Huichol (wee-chol) Moody Custom

A blank Moody took the long journey from Canada to Puerto Vallarta, Mexico and came back adorned in colorful beadwork applied by a Huichol Indian by the name of Roberto.

To create bead art, the Huichol Indians place a thin layer of beeswax with pine resin onto a hollowed out gourd or other form. Small, colorful beads made from glass are then picked up with a long needle and pressed into the wax. Using complex designs and symbols, the result is stunning.

Each piece tells a unique story about the legacy of their tribe, while each symbol is a representation of the many facets of their 'animism' religion.

Huichol beadwork originated as an art form long before the Spaniards set foot in Mexico. Bone, clay, coral, jade, pyrite, shell, stone turquoise and seeds colored with insect and vegetable dyes were utilized instead of the glass seed beads used today. The seed beads are finer and smaller and, as a result, more detailed work is being created. These beads are very similar to those that were brought to the mountains of Mexico by missionaries in the 18 century.
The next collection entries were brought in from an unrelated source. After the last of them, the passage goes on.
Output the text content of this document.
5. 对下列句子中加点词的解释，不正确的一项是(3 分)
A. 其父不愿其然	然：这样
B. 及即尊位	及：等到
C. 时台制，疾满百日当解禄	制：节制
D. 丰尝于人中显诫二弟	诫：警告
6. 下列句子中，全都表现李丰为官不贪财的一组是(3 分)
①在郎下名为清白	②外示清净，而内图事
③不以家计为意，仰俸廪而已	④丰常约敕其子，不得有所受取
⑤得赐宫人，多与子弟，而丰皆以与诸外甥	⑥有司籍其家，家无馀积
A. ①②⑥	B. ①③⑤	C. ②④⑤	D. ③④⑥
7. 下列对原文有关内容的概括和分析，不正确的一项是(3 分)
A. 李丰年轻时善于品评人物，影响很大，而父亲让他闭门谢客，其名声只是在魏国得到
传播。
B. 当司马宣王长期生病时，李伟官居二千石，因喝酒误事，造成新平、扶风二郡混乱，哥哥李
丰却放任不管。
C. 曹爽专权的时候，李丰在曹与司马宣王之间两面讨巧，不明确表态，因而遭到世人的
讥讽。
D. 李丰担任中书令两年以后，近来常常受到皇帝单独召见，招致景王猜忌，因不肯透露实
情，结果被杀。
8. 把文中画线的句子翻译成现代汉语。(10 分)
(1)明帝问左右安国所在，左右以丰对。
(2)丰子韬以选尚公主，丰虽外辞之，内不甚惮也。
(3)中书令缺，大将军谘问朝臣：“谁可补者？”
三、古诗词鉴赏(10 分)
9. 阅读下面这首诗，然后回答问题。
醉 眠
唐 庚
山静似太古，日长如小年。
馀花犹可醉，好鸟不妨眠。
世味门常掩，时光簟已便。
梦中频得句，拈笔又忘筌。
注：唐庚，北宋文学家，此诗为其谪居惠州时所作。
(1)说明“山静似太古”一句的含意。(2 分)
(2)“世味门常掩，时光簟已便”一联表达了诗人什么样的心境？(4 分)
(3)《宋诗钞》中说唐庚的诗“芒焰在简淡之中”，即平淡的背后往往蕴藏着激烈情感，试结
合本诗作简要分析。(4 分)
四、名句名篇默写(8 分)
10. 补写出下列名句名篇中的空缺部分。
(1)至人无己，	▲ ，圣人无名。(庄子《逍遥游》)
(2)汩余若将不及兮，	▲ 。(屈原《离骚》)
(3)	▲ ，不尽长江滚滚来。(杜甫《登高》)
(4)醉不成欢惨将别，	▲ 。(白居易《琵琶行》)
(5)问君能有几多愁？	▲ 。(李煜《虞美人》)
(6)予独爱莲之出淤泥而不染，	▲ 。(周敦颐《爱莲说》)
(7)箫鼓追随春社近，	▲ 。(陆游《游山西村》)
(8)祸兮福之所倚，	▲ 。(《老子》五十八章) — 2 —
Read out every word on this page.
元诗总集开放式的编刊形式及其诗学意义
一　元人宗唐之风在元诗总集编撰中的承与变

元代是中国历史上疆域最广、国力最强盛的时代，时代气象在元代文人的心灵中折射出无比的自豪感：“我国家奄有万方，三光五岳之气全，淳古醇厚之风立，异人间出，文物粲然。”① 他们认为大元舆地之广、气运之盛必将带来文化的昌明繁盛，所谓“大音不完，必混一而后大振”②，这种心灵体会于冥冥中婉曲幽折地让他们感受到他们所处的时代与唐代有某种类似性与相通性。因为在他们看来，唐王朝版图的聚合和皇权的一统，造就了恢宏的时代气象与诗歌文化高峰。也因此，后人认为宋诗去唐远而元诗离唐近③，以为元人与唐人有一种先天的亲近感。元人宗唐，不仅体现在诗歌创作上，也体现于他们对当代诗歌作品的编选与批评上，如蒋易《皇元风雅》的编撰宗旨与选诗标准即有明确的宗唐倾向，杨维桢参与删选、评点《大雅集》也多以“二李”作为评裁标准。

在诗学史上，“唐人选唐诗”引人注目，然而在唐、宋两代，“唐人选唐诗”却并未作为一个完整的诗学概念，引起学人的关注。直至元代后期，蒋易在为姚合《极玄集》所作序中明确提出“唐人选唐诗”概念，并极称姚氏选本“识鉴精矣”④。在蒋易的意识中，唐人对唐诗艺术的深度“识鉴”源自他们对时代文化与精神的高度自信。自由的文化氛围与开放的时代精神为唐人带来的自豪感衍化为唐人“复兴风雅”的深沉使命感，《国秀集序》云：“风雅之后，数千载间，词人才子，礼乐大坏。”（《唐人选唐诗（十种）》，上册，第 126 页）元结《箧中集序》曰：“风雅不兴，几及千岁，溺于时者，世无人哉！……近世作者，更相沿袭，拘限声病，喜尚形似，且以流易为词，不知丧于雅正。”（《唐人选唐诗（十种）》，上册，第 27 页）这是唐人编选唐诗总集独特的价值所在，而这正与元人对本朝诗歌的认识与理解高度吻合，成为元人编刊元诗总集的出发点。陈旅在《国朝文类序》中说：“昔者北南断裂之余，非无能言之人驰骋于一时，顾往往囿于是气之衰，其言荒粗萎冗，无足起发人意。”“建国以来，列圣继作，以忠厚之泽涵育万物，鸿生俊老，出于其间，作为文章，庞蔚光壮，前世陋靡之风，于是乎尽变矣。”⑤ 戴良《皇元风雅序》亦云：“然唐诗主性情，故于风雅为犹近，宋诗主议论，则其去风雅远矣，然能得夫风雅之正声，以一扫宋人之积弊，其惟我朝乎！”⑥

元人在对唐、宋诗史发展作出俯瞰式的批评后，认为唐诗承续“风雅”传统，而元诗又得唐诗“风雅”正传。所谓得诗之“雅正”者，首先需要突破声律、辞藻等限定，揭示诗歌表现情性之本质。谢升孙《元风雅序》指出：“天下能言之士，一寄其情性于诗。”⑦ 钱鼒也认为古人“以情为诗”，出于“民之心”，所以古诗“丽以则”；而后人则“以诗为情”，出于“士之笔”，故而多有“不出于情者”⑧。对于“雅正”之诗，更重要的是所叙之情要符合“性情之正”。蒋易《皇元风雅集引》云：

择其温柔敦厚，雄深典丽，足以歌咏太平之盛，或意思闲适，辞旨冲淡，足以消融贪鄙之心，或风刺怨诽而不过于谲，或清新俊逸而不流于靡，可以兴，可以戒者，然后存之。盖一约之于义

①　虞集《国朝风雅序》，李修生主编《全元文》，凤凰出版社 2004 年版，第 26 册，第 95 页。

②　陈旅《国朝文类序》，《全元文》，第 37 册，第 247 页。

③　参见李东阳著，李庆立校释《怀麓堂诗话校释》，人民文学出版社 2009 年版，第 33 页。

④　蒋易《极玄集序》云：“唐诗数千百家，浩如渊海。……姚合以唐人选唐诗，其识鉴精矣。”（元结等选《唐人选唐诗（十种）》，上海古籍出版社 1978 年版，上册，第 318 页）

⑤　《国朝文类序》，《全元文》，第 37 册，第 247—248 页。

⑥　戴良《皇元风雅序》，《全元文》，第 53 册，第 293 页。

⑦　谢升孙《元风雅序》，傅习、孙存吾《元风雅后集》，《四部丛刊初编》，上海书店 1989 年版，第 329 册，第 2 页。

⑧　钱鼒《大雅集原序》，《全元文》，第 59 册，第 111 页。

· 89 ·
You can find Huichol bead work done in both traditional and contemporary designs. Because of the small number of artists and the individual creativity, no two pieces of bead art are alike.
Although some of the Huichol Indians create bead art for pleasure, most use the art to help generate income for the tribes.

Today, you can find a few Huichol Indians willing and eager to embrace modern life but most prefer to remain tucked away in their remote mountains where they work by hand with natural materials to create some of the most amazing pieces of art found in the world.